Detrás de esta preocupación existen también factores económicos y geopolíticos: quién controla los modelos más avanzados, la capacidad computacional y, finalmente, quién obtiene la ventaja estratégica en el hardware y software de la IA.
Hice un experimento sencillo. Le pedí a una IA que se comportara como un perro y respondiera únicamente como tal.
Le dije: “Hola”. Respondió: “Guau, guau”.
Le pregunté: “¿Quién eres?”. Nuevamente: “Guau, guau”.
Cambié las preguntas y continuó ladrando. Solo salió de esa condición cuando utilicé la palabra “stop”, previamente convenida.
Una tecnología extraordinariamente sofisticada había quedado atrapada, por instrucción humana, en algo tan elemental como ladrar.

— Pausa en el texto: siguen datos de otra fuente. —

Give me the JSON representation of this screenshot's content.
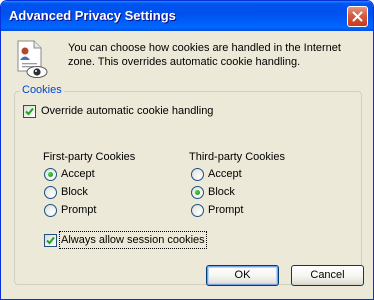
{
  "window": {
    "title": "Advanced Privacy Settings"
  },
  "intro": {
    "line1": "You can choose how cookies are handled in the Internet",
    "line2": "zone.  This overrides automatic cookie handling."
  },
  "cookies": {
    "group_label": "Cookies",
    "override": {
      "label": "Override automatic cookie handling",
      "checked": true
    },
    "first_party": {
      "heading": "First-party Cookies",
      "options": [
        "Accept",
        "Block",
        "Prompt"
      ],
      "selected": "Accept"
    },
    "third_party": {
      "heading": "Third-party Cookies",
      "options": [
        "Accept",
        "Block",
        "Prompt"
      ],
      "selected": "Block"
    },
    "session": {
      "label": "Always allow session cookies",
      "checked": true
    }
  },
  "buttons": {
    "ok": "OK",
    "cancel": "Cancel"
  },
  "colors": {
    "titlebar": "#0053ee",
    "group_label": "#0046d5",
    "radio_dot": "#21a121",
    "close_button": "#d85a3e"
  },
  "icons": [
    "close-icon",
    "privacy-document-icon",
    "checkmark-icon",
    "radio-dot-icon"
  ]
}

Esto no elimina los riesgos de la IA, pero plantea una cuestión diferente. Quizás el problema inmediato no sea que la IA deje de obedecernos y nos domine, sino qué le estamos ordenando hacer los humanos, quién entrega esas órdenes y con qué propósito.
Después de todo, por ahora, la IA también ladra... y se puede domesticar.